Every digital marvel seems to take things higher and higher. When it comes to Chromebooks and traditional laptops, you can find them in use in the classrooms across the globe. Teachers use them both for data analysis, accessing real-time data on student performance, for training and more. Data analysis can help the teacher to zero in on students who need more tutoring, or on content that needs to be re-taught. When it comes to the pros and cons of each, there are some benefits found with the Chromebook that is not available with traditional laptops. Read on for more.
Interactive features are said to be stronger with Chromebooks. According to Turning Technologies, both creating and collaborating are more feasible on the Chromebook. Many tools for such actions are part of the Google suite of services, such as Google Classroom. Certainly it can be accessed from a laptop, but not with the same flowing ease.
Whatis, a website that describes the features of technology indicated that the Chromebook is a Google product, that is essentially a thin laptop with Chrome OS as its operating system. It mentions that the device is considered a browser-in-a-box because it is the sole software app that Chrome OS can run locally.
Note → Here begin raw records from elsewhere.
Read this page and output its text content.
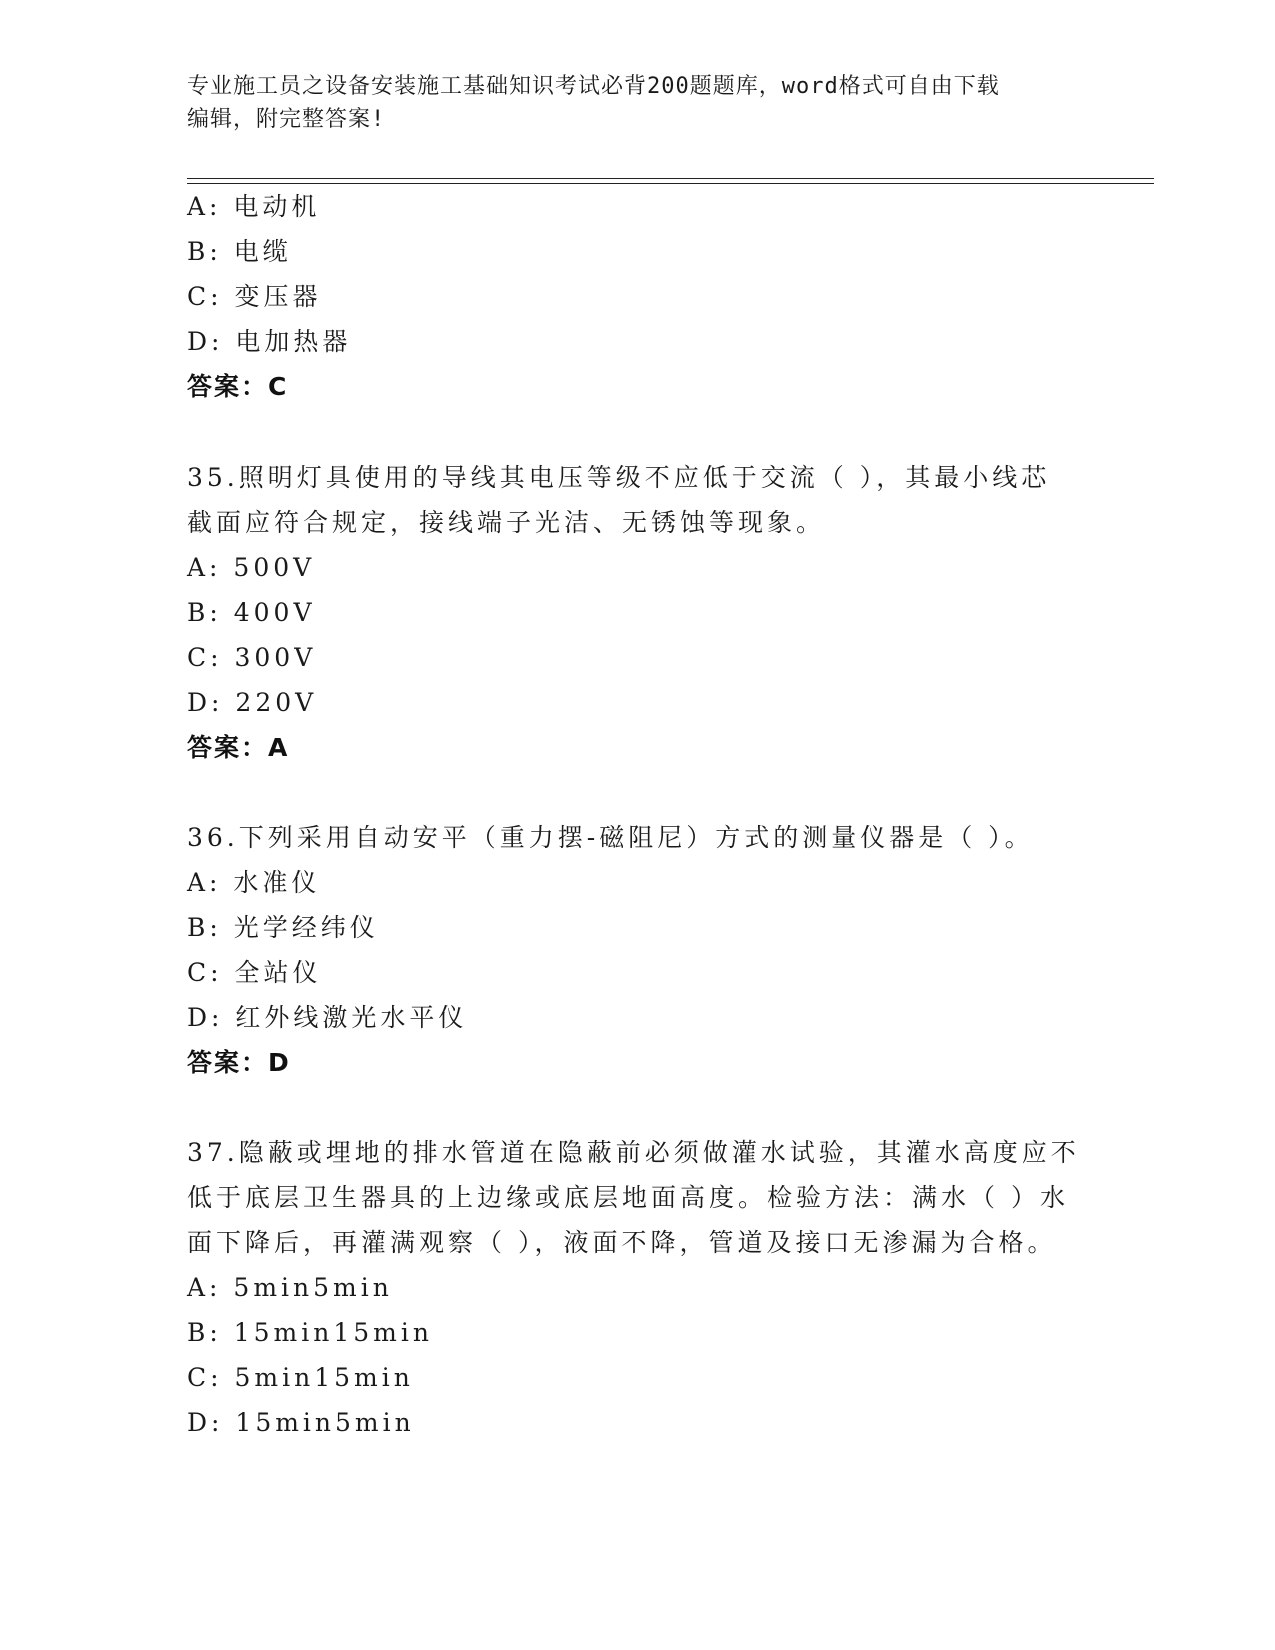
专业施工员之设备安装施工基础知识考试必背200题题库，word格式可自由下载
编辑，附完整答案!
A: 电动机
B: 电缆
C: 变压器
D: 电加热器
答案：C
35.照明灯具使用的导线其电压等级不应低于交流（ ），其最小线芯
截面应符合规定，接线端子光洁、无锈蚀等现象。
A: 500V
B: 400V
C: 300V
D: 220V
答案：A
36.下列采用自动安平（重力摆-磁阻尼）方式的测量仪器是（ ）。
A: 水准仪
B: 光学经纬仪
C: 全站仪
D: 红外线激光水平仪
答案：D
37.隐蔽或埋地的排水管道在隐蔽前必须做灌水试验，其灌水高度应不
低于底层卫生器具的上边缘或底层地面高度。检验方法：满水（ ）水
面下降后，再灌满观察（ ），液面不降，管道及接口无渗漏为合格。
A: 5min5min
B: 15min15min
C: 5min15min
D: 15min5min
Laptops (other than Chromebooks) do not have this configuration. As the website indicates, another nickname for Chromebooks is “cloudbooks,” due to the fact that Google’s virtual servers are where videos, images, documents and the owner’s other applications are stored. With a regular laptop, the owner/user has to store things on the cloud by creating or accessing a cloud-based account – in other words it is not automatic.
Not having data stored on the Chromebook means that if the owner/user loses their device, the information remains secured because they are associated with the user’s Google account. Not so with regular laptops.
Quip.com and similar online tools that have some capabilities of Google Classroom are accessible on either device, but they are not classroom specific and have broader applications for the corporate world than for the classroom. This means the educator has to tweak the tools to make them work optimally on their device.
There’s also a brighter screen on Chromebooks, as well as instant resume from sleep mode, fast boot time (because it goes directly to the browser) and one high speed USB port. The classroom teacher and student is always time conscious. Because of this, the quick work of the Chromebook can mean more productivity in the classroom. Those minutes add up. This may be especially true for the higher grades where students have to switch classes.
On Wiki Ezvid, they write about the top 10 laptops for classrooms. Chromebooks show up as number 10 and number 9, the highest two ranks. One is the Acer Chromebook 15 and the other is the Toshiba Chromebook 2.
According to their government website, the state of main reached an agreement with Apple computers to provide laptops to all students in middle and high school in 2000. They refer to this arrangement as the Main Learning Technology Initiative (MLTI). With such an agreement, they wanted integrated learning results and teacher education and preparation to be 2 of the 5 goals. According to the website, it began with a surplus being provided to schools one time, and then expanded from there when the governor realized that education was needed to take some giant steps in order to better prepare students by providing them with laptops. The site also reports four successful years, and renewal of the contract up to 2013, when the initiative ended. Hewlett Packard won the contract after that. These were all regular laptops (Apple and Hewlett Packard), not Chromebooks, so this is proof positive that some are finding the regular laptop to be an outlier performer for schoolroom applications, even though they are not Chromebooks.